- Directed by: Sourabh Shukla
- Story by: Sourabh Shukla Manju Raj
- Starring: Neethu; Manju Raj; Prathap Kumar; Vikram Kumar; Adhvithi Shetty; Valerian Menezes;
- Cinematography: M Pradeep
- Edited by: Puneeth M Degavi
- Music by: Girish Hothur
- Production company: Starfish Studios
- Release date: April 2023;
- Running time: 115 minutes
- Country: India
- Language: Kannada

= 1888 (film) =

2023 Indian Kannada film by Sourabh Shukla

1888 is a 2023 Indian thriller film shot using Guerrilla filmmaking technique. It is an independent Kannada film with demonetization as the backdrop. More than 60% of the film is shot at night. Neethu Shetty plays a leading role alongside Prathap Kumar, Adhvithi Shetty, Manju Raj, Pradeep Doddaiah and Vikram Kumar. Former Mr. India - Raghu Ramappa appears in a guest role in the movie. The movie is directed by debutante Sourabh Shukla who has also written the story and screenplay. Pradeep is the director of photography and Girish Hothur is the music composer.

== Cast ==
- Neethu Shetty as Sandhya Shetty
- Prathap Kumar as Vikas
- Adhvithy Shetty as Ankita
- Manju Raj as
- Vikram Kumar as Aruna
- Pradeep Doddaiah as Pradeep Shetty
- Sourabh Shukla as PK
- Valerian Menezes as Martin

== Critical reception ==
In a review for The Times of India, Sridevi S rated the film 3 stars from 5. There was praise for the story being well researched, and for the plot, car chase sequences, and the performance of Neethu Shetty. However, there was criticism of the dialogue and slow pace in the first half. The review stated ... "While the first half takes off slowly, the second half makes it all worth the wait."
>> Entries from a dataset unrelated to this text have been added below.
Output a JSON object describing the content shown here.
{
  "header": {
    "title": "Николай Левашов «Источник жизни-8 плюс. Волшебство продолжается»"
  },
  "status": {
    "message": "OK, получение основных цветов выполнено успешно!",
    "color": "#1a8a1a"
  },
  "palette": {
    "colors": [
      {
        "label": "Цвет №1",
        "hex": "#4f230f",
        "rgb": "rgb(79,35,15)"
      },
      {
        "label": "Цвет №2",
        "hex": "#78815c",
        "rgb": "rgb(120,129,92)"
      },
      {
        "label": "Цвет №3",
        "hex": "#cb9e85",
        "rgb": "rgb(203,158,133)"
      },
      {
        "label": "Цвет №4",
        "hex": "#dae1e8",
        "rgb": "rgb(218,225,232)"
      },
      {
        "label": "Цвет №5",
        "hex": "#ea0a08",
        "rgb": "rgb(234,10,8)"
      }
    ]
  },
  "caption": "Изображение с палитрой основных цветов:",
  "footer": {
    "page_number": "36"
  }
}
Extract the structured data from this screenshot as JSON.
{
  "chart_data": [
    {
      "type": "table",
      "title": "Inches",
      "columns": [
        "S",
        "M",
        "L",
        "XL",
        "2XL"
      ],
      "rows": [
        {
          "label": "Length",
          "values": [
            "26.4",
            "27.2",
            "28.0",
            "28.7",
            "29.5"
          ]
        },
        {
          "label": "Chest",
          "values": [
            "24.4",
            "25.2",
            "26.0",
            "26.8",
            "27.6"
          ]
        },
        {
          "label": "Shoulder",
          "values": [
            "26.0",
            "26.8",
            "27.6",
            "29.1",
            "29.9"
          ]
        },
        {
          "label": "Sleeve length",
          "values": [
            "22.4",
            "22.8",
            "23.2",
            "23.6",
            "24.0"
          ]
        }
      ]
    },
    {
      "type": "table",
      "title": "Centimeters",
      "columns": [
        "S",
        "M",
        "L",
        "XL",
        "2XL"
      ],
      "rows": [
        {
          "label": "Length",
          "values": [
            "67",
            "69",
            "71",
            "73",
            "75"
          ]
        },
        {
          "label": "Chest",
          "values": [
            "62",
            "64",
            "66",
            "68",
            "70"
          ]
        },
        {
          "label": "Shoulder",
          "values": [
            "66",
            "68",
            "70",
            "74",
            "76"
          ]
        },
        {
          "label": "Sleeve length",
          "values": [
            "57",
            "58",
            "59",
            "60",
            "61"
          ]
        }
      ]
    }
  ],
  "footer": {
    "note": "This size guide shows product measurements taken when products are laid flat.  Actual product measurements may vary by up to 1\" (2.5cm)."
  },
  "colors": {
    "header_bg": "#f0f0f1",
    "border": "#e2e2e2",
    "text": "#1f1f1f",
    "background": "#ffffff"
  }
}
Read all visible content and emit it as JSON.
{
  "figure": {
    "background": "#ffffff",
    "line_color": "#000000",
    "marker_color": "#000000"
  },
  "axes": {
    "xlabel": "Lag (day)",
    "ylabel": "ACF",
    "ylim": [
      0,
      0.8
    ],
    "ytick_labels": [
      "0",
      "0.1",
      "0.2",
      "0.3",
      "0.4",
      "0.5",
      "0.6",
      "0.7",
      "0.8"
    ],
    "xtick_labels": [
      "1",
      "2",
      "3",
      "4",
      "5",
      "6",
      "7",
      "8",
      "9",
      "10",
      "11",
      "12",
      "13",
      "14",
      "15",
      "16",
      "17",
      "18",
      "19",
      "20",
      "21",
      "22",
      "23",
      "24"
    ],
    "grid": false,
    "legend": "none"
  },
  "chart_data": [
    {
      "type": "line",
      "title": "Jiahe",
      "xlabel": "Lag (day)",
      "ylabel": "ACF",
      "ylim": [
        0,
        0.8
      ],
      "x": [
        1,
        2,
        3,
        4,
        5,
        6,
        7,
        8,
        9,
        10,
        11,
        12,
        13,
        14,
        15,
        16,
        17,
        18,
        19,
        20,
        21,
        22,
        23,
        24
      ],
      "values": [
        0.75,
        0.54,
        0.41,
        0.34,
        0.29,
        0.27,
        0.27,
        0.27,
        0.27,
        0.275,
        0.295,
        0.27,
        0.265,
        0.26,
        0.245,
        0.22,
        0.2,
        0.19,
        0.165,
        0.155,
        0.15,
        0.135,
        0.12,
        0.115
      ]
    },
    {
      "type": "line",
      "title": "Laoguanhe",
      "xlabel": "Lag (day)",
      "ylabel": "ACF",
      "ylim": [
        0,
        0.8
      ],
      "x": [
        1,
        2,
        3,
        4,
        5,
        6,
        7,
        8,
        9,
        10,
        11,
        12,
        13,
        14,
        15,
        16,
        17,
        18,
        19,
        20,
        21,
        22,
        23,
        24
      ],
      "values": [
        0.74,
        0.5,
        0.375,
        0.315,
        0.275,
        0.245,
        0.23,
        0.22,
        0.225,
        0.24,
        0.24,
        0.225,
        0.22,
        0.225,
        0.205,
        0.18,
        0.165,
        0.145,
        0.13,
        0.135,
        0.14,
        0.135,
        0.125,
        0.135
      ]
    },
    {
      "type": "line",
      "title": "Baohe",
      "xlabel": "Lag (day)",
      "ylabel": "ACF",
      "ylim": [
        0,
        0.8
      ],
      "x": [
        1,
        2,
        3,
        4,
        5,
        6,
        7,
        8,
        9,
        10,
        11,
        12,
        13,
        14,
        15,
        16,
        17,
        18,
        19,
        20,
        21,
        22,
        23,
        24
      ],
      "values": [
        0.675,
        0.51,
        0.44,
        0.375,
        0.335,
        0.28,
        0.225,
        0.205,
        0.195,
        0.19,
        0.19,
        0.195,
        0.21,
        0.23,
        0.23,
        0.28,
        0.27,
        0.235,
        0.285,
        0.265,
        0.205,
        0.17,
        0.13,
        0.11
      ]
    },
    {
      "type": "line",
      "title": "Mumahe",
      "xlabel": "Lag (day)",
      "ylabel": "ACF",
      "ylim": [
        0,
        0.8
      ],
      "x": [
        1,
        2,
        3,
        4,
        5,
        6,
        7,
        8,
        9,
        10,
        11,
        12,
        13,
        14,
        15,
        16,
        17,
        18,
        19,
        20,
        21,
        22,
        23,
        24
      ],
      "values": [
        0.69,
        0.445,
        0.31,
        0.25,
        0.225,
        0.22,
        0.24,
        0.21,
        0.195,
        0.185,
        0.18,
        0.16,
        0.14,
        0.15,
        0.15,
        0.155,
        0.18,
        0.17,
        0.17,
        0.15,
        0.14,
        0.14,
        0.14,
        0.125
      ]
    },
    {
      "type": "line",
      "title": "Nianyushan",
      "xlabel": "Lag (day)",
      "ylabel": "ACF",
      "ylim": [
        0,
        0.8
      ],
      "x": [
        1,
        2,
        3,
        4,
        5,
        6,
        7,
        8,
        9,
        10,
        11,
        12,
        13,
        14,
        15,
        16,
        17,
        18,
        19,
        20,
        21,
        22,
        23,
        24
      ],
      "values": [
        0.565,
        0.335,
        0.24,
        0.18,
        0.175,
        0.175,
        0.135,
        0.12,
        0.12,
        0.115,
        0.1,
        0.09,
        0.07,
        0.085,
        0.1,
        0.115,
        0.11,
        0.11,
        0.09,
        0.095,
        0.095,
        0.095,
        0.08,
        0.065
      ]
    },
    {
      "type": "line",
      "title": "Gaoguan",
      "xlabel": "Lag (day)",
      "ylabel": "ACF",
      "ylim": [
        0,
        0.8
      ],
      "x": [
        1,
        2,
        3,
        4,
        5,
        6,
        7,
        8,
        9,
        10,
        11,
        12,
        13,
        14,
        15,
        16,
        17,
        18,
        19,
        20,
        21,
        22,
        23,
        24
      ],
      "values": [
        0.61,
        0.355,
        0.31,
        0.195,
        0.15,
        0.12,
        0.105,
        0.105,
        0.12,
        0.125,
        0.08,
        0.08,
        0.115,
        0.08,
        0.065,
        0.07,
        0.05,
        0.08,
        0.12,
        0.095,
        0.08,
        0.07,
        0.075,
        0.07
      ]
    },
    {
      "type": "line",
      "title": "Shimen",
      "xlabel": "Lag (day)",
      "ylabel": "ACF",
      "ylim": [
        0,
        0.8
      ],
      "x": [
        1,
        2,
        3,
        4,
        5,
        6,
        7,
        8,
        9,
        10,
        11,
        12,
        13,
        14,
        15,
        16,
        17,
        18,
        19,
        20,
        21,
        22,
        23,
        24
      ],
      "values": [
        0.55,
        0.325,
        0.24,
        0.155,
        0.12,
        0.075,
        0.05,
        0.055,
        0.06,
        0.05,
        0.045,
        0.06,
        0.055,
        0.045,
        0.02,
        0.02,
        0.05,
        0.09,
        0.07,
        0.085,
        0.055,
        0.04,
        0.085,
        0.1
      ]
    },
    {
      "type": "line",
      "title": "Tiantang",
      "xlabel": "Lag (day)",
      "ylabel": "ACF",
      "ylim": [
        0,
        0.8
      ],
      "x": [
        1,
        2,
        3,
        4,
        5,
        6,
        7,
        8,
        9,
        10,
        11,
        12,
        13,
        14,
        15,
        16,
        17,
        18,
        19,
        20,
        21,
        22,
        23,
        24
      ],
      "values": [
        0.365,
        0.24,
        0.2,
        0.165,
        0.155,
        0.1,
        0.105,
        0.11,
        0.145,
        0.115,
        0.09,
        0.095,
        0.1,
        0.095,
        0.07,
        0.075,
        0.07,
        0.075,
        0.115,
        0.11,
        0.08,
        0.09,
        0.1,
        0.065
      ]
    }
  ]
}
Prathibha Joy's review for OTTplay considered the film to have a really slow start but that the second half is much better. Giving a rating of 2.5 stars from 5, Joy praised the originality of the story. She stated ... "1888 is an interesting film that starts on a wobbly note and settles into a steady rhythm only much later. Once it does it's a smooth ride thereafter."